Завалиться и уставиться на небо. Иногда это помогает.

Все слетело, как шелуха. Буквально все: катаклизмы со здоровьем, разлад с женой, предательство друзей, подставы и изгнание с работы, увольнение, безденежье, долги – все показалось мне таким мелким и малозначимым под этим небом.

Полежал. Вышел к реке, скинул «кроссы», одежду и забежал в воду. У-ух! Ледяная! Но как бодрит.

Однажды в детстве с дружком Сашкой ныряли с деревянной вышки, река обмелела от летнего палева. Разбег, кувырок в воздухе и долетаешь едва ли не до середины реки. Прыгали там и другие, пока не вынесли одного мертвым. Прыгнул он без разбега и разбился, как оказалось, на дне торчал ржавый кусок сенокосилки, неизвестно когда попавшей туда с поля. Мы с Сашкой тогда переглянулись, ПЕРЕД КАЖДЫМ ПРЫЖКОМ чей-то голос будто предостерегал, и прыжок делали как можно дальше, на 2–3 метра от обрыва. Потом один тракторист на «Белорусе», тросом вытащил сенокосилку из реки. Она была скрыта водой под самым обрывом. Выходило, если бы кто-то из нас прыгнул слабо, это был бы его последний прыжок.

И мы снова прыгали. Но знали, у нас больше никогда не получится отрываться от земли так далеко, ведь мы будем думать о препятствии под обрывом.

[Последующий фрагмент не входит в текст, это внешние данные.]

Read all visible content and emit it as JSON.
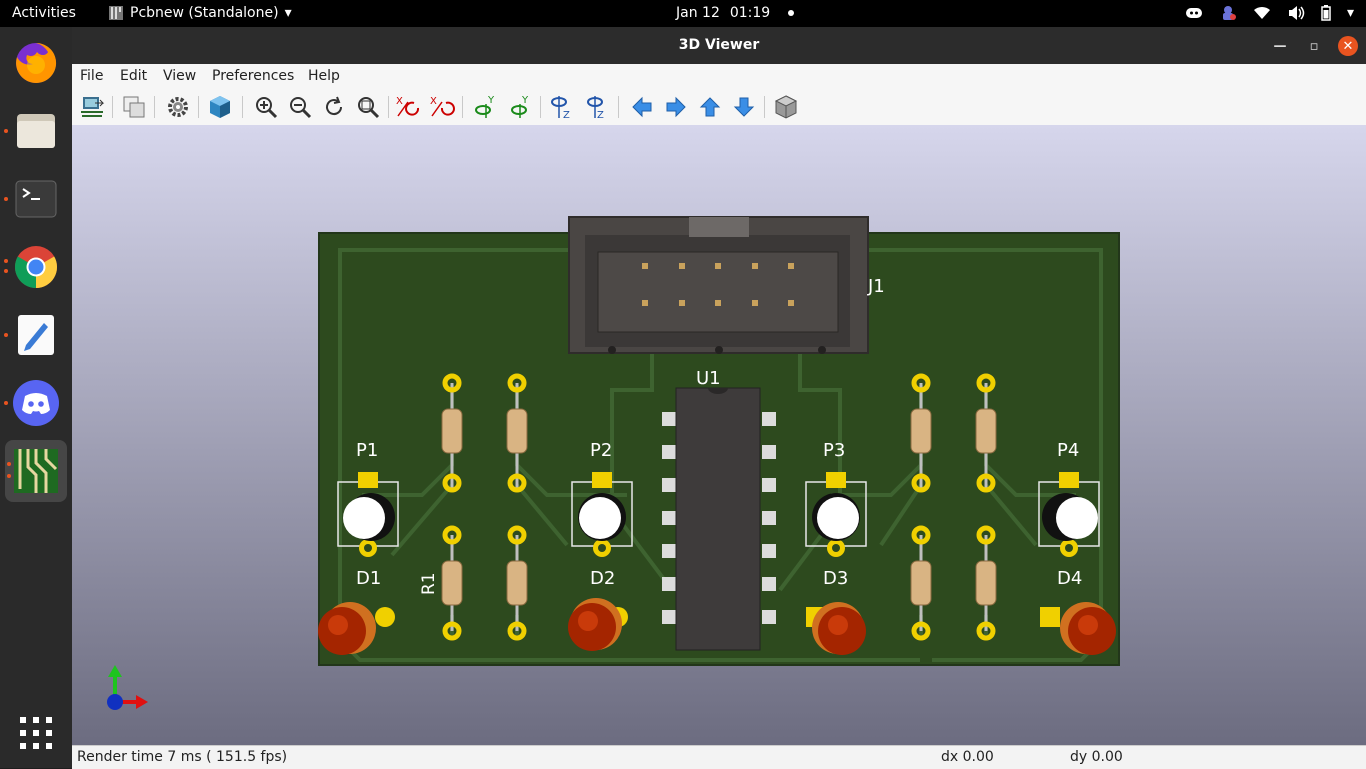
{
  "topbar": {
    "activities": "Activities",
    "app_name": "Pcbnew (Standalone)",
    "date": "Jan 12",
    "time": "01:19"
  },
  "dock": {
    "items": [
      "firefox-icon",
      "files-icon",
      "terminal-icon",
      "chrome-icon",
      "text-editor-icon",
      "discord-icon",
      "pcbnew-icon",
      "show-apps-icon"
    ]
  },
  "window": {
    "title": "3D Viewer",
    "menu": [
      "File",
      "Edit",
      "View",
      "Preferences",
      "Help"
    ]
  },
  "pcb": {
    "connector_label": "J1",
    "ic_label": "U1",
    "pot_labels": [
      "P1",
      "P2",
      "P3",
      "P4"
    ],
    "led_labels": [
      "D1",
      "D2",
      "D3",
      "D4"
    ],
    "resistor_label": "R1",
    "colors": {
      "board": "#2f4a1f",
      "board_edge": "#243a18",
      "track": "#3f6330",
      "pad": "#f0d000",
      "connector": "#4a4644",
      "ic": "#3e3b3b",
      "led": "#b02800",
      "resistor": "#d9b483"
    }
  },
  "status": {
    "render": "Render time 7 ms ( 151.5 fps)",
    "dx": "dx 0.00",
    "dy": "dy 0.00"
  }
}
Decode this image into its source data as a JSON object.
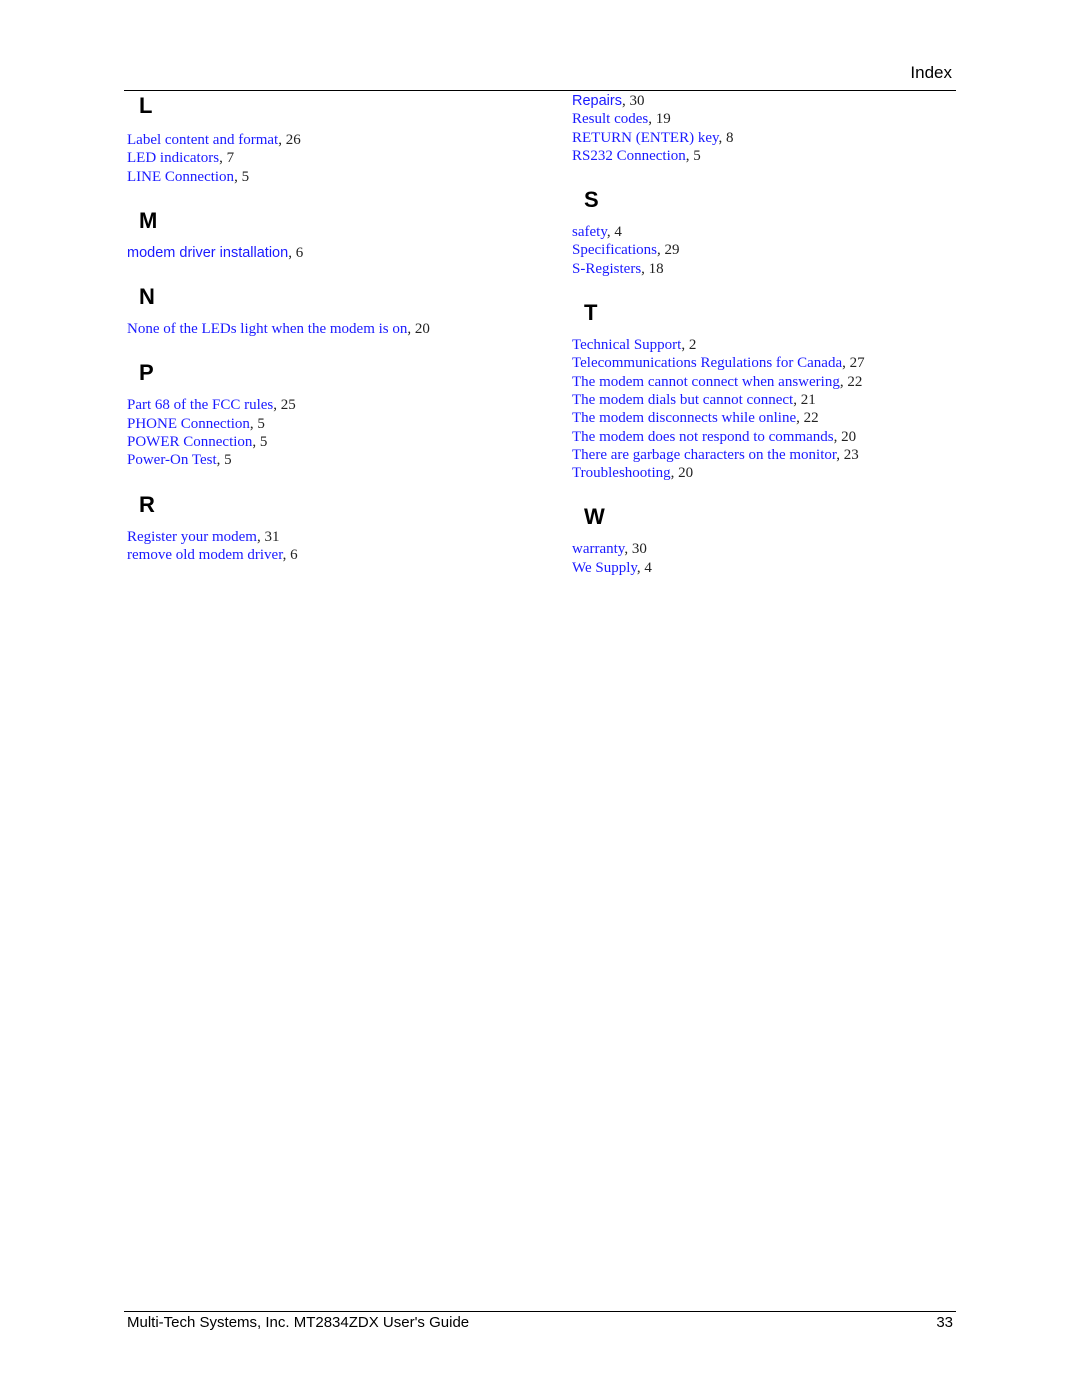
{
  "header": {
    "title": "Index"
  },
  "left_column": [
    {
      "letter": "L",
      "entries": [
        {
          "term": "Label content and format",
          "page": "26"
        },
        {
          "term": "LED indicators",
          "page": "7"
        },
        {
          "term": "LINE Connection",
          "page": "5"
        }
      ]
    },
    {
      "letter": "M",
      "entries": [
        {
          "term": "modem driver installation",
          "page": "6"
        }
      ]
    },
    {
      "letter": "N",
      "entries": [
        {
          "term": "None of the LEDs light when the modem is on",
          "page": "20"
        }
      ]
    },
    {
      "letter": "P",
      "entries": [
        {
          "term": "Part 68 of the FCC rules",
          "page": "25"
        },
        {
          "term": "PHONE Connection",
          "page": "5"
        },
        {
          "term": "POWER Connection",
          "page": "5"
        },
        {
          "term": "Power-On Test",
          "page": "5"
        }
      ]
    },
    {
      "letter": "R",
      "entries": [
        {
          "term": "Register your modem",
          "page": "31"
        },
        {
          "term": "remove old modem driver",
          "page": "6"
        }
      ]
    }
  ],
  "right_column": [
    {
      "letter": "",
      "entries": [
        {
          "term": "Repairs",
          "page": "30"
        },
        {
          "term": "Result codes",
          "page": "19"
        },
        {
          "term": "RETURN (ENTER) key",
          "page": "8"
        },
        {
          "term": "RS232 Connection",
          "page": "5"
        }
      ]
    },
    {
      "letter": "S",
      "entries": [
        {
          "term": "safety",
          "page": "4"
        },
        {
          "term": "Specifications",
          "page": "29"
        },
        {
          "term": "S-Registers",
          "page": "18"
        }
      ]
    },
    {
      "letter": "T",
      "entries": [
        {
          "term": "Technical Support",
          "page": "2"
        },
        {
          "term": "Telecommunications Regulations for Canada",
          "page": "27"
        },
        {
          "term": "The modem cannot connect when answering",
          "page": "22"
        },
        {
          "term": "The modem dials but cannot connect",
          "page": "21"
        },
        {
          "term": "The modem disconnects while online",
          "page": "22"
        },
        {
          "term": "The modem does not respond to commands",
          "page": "20"
        },
        {
          "term": "There are garbage characters on the monitor",
          "page": "23"
        },
        {
          "term": "Troubleshooting",
          "page": "20"
        }
      ]
    },
    {
      "letter": "W",
      "entries": [
        {
          "term": "warranty",
          "page": "30"
        },
        {
          "term": "We Supply",
          "page": "4"
        }
      ]
    }
  ],
  "footer": {
    "text": "Multi-Tech Systems, Inc. MT2834ZDX User's Guide",
    "page_number": "33"
  },
  "colors": {
    "link": "#1a1aff",
    "text": "#222222"
  }
}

Детство вспомнилось, – это всегда улыбка на лице, поворот головы куда-то в левую верхнюю точку…, чего уж там.


…В деревню зашел, когда размотал бинты, одежда высохла, пятна крови размылись. Конечно, после безмыльной стирки вид был так себе, но черный цвет штанов и рубашки выручал.

Попросил одну хозяйку перебинтовать, та без лишних слов согласилась. Хотел спросить, как проехать в город на автобусе. Собаки срывались с цепей. И тревожны были взгляды и голоса хозяев. «Да ну вас!» Шел мимо. Вслед слышал брань.

Шел и вспоминал Тургенева, «Отцы и дети»: «Места, по которым они проезжали, не могли назваться живописными. Поля, все поля тянулись вплоть до самого небосклона, то слегка вздымаясь, то опускаясь снова; кое-где виднелись небольшие леса и, усеянные редким и низким кустарником, вились овраги…».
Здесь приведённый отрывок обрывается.